Es ist nachvollziehbar, dass ein Miteigentümer in einer Gemeinschaftswohnanlage nicht die Einrichtung einer Ladestation mitfinanzieren will, wenn er selbst gar nicht Auto fährt – geschweige denn bereit ist, den Stromverbrauch über den Posten „Gemeinschaftsstrom“ mitzufinanzieren. Andererseits stellt sich die Frage, ob ein Elektromobilist nicht sogar einen Anspruch auf die Bereitstellung eines Ladepunktes haben könnte.

Diese juristische Grauzone bereitet vielen Anhängern der Elektroautos Kopfzerbrechen. So auch Frank Pawlitschek. Er ist Geschäftsführer der ubitricity Gesellschaft für verteilte Energiesysteme mit Sitz am Euref-Campus, dem alternativen Forschungs- und Entwicklungsstandort am ehemaligen Gasbehälter in Schöneberg.

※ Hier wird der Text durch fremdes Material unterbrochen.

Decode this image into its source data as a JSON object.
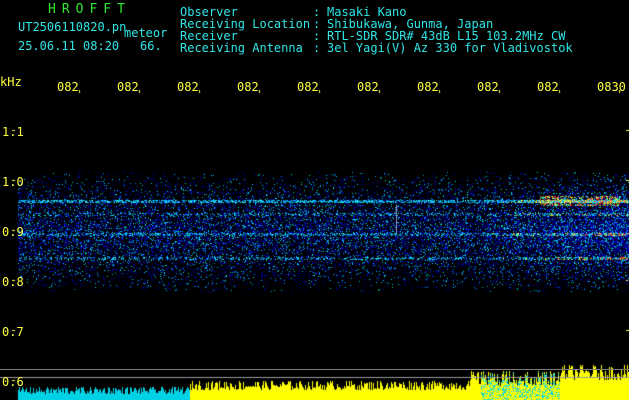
{
  "header": {
    "logo": "HROFFT",
    "filename": "UT2506110820.pn",
    "mode": "meteor",
    "datetime": "25.06.11 08:20",
    "count": "66.",
    "info": [
      {
        "label": "Observer",
        "sep": ":",
        "value": "Masaki Kano"
      },
      {
        "label": "Receiving Location",
        "sep": ":",
        "value": "Shibukawa, Gunma, Japan"
      },
      {
        "label": "Receiver",
        "sep": ":",
        "value": "RTL-SDR SDR# 43dB L15 103.2MHz CW"
      },
      {
        "label": "Receiving Antenna",
        "sep": ":",
        "value": "3el Yagi(V) Az 330 for Vladivostok"
      }
    ]
  },
  "axes": {
    "y_unit": "kHz",
    "y_ticks": [
      "1.1",
      "1.0",
      "0.9",
      "0.8",
      "0.7",
      "0.6"
    ],
    "x_ticks": [
      "082",
      "082",
      "082",
      "082",
      "082",
      "082",
      "082",
      "082",
      "082",
      "0830"
    ]
  },
  "colors": {
    "background": "#000000",
    "label_text": "#2ee6e6",
    "value_text": "#e8e8e8",
    "logo": "#2ee62e",
    "time_ticks": "#ffff40",
    "meter_yellow": "#ffff00",
    "meter_cyan": "#00e0e0"
  }
}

Pawlitschek weiß „von sich häufig als problematisch herausstellenden Zustimmungsbeschlüssen der Eigentümerversammlung“. Er hofft darauf, dass „bis Jahresende“ im Wohnungseigentumsgesetz (WEG) Rechte und Pflichten eindeutig geregelt werden. Nach seiner Erfahrung würden sich derzeit viele Verwalter und Vermieter mit Blick auf die Kosten gegen die Installation von Ladepunkten in Mehrfamilienhäusern sträuben.